No emprego é-lhe imposta uma nova colaboradora, Lisa (Melissa Sagemiller), que de início desdenha mas por quem, a pouco e pouco, vai desenvolvendo uma relação amorosa - uma novidade inesperada, para a qual nunca se sentiu particularmente motivado. Rapidamente Ken irá sentir-se dividido entre Nikki e Lisa, começando a moldar esta última de acordo com os parâmetros através dos quais definiu a sua relação com a boneca de silicone. E vice-versa, ou seja, modificando o aspecto de Nikki à medida que vai descobrindo em Lisa os atributos que mais o atraem. Ken vai assim deixando-se alienar nesse triângulo amoroso, inusitado e perverso, começando a acusar sinais, cada vez mais inquietantes, de insanidade mental.


Premiado em diversos festivais de cinema, “Love Object” é um filme estranho, uma parábola inquietante sobe a solidão e a obsessão que fazem parte da vida de todos nós, em maior ou menor escala. A originalidade do argumento e a realização segura de Parigi (que gastou pouco mais de 700 mil dólares em apenas 18 dias na rodagem) irá transformá-lo a curto prazo num genuíno cult-movie (se é que os dez anos entretanto decorridos não se encarregaram já disso), a que não falta sequer um inesperado twist final. Procurem-no num canal de cinema da TV por cabo, que não se irão arrepender. 

I SPIT ON YOUR GRAVE (1978)

A VINGANÇA DE JENNIFER
Um filme de MEIR ZARCHI


Com Camille Keaton, Eron Tabor, Richard Pace, Anthony Nichols, Gunter Kleemann, etc.

EUA / 101 min / COR / 
16X9 (1.85:1)

Estreia em França a 23/5/1978
(Festival de Cannes)
Estreia nos EUA a 22/11/1978



Johnny: [after being mutilated] «It won't stop bleeding!»

Um filme banido em diversos países na altura da sua estreia, vilipendiado por críticos judiciosos e cinematograficamente correctos, detestado por inúmeras ligas feministas em todo o mundo. O porquê de tanto alarido era, depreende-se, a exploração de uma certa violência gráfica e diversas cenas de nudez. Mas visto hoje, por entre tantos excessos que povoam os écrans das salas de cinema e dos nossos computadores (as séries “Saw” e “Hostel” são apenas dois dos exemplos mais conhecidos), este “I Spit On Your Grave” arrisca-se a ser um cordeirinho entre lobos vorazes. Mas um cordeirinho ainda incómodo, cheio de genica e orgulhoso de ostentar uma coleira onde se pode ler “filme de culto obrigatório”.
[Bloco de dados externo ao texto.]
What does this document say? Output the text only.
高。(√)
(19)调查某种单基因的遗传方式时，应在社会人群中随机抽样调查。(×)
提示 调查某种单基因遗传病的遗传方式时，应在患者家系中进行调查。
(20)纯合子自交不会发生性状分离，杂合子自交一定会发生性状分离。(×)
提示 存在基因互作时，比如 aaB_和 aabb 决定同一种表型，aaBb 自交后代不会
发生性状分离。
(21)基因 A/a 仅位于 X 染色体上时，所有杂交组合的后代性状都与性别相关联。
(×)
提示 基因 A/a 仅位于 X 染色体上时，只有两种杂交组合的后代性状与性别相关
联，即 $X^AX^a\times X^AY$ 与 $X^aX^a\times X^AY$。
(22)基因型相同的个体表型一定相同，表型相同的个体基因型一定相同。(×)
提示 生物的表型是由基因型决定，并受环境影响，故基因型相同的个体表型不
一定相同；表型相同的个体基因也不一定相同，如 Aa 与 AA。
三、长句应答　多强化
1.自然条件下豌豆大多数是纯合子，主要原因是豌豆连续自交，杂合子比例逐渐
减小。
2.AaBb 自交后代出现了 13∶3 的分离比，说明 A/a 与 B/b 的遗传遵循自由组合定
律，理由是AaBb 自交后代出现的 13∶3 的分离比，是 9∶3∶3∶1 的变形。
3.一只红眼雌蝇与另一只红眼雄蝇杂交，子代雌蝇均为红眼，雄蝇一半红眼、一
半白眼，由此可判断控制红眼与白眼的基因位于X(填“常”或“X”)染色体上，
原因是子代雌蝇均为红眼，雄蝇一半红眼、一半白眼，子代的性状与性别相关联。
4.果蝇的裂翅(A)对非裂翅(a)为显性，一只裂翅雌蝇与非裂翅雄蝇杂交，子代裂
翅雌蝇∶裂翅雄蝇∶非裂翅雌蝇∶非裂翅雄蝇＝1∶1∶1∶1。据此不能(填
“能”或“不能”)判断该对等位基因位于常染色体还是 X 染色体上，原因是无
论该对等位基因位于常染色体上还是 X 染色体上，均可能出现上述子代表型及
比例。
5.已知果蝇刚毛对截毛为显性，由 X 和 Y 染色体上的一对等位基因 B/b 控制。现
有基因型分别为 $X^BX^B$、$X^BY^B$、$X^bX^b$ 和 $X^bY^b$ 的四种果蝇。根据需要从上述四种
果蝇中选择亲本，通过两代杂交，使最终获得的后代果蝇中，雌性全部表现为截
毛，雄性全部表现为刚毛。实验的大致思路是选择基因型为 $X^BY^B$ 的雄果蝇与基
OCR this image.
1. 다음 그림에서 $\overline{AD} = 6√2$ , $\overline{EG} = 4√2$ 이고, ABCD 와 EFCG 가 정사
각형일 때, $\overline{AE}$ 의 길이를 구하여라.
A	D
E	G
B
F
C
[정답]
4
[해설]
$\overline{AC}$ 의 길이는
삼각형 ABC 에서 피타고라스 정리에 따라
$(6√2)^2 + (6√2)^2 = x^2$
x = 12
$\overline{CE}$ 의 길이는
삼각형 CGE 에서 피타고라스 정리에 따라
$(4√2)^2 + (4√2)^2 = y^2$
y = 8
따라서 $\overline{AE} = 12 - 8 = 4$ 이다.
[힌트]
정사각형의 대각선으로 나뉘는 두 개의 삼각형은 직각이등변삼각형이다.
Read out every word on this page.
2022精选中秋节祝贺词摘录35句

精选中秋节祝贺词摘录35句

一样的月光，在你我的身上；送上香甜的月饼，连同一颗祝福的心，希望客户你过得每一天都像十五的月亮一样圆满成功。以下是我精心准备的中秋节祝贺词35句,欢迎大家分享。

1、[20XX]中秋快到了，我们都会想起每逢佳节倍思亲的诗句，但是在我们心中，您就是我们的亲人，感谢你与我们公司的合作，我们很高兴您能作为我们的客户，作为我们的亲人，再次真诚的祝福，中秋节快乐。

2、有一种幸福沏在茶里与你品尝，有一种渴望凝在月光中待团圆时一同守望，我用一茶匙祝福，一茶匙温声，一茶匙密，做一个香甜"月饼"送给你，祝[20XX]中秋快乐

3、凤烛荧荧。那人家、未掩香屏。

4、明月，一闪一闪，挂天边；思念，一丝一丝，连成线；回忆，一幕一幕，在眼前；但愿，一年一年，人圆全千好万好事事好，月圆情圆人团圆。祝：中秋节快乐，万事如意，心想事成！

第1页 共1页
Jennifer Hills (a belissima Camille Keaton, neta do cómico Buster Keaton) é uma escritora em início de carreira que aluga uma casa isolada no campo, no estado de Nova Iorque, afim de se poder concentrar no seu primeiro romance durante as férias de Verão. Inevitavelmente, Jennifer acaba por atraír a atenção masculina local, protagonizada por Johnny (Eron Tabor), o dono de uma estação de serviço e dos seus três habituais comparsas, o mais novo dos quais, Matthew (Richard Pace), um atrasado mental que trabalha no supermercado da zona. Os acontecimentos precipitam-se e Jennifer acaba violada e espancada de um modo brutal. Primeiro no bosque que circunda a casa, depois no interior da mesma, onde é deixada agonizante. Matthew é incumbido de voltar atrás para acabar de vez com Jennifer, missão que não consegue cumprir, ocultando esse facto dos outros três homens. Segue-se a recuperação da jovem e o seu plano, metódico e friamente premeditado, para usufruir de uma vingança pessoal sobre todos quantos lhe infligiram as crueis sevícias e humilhações.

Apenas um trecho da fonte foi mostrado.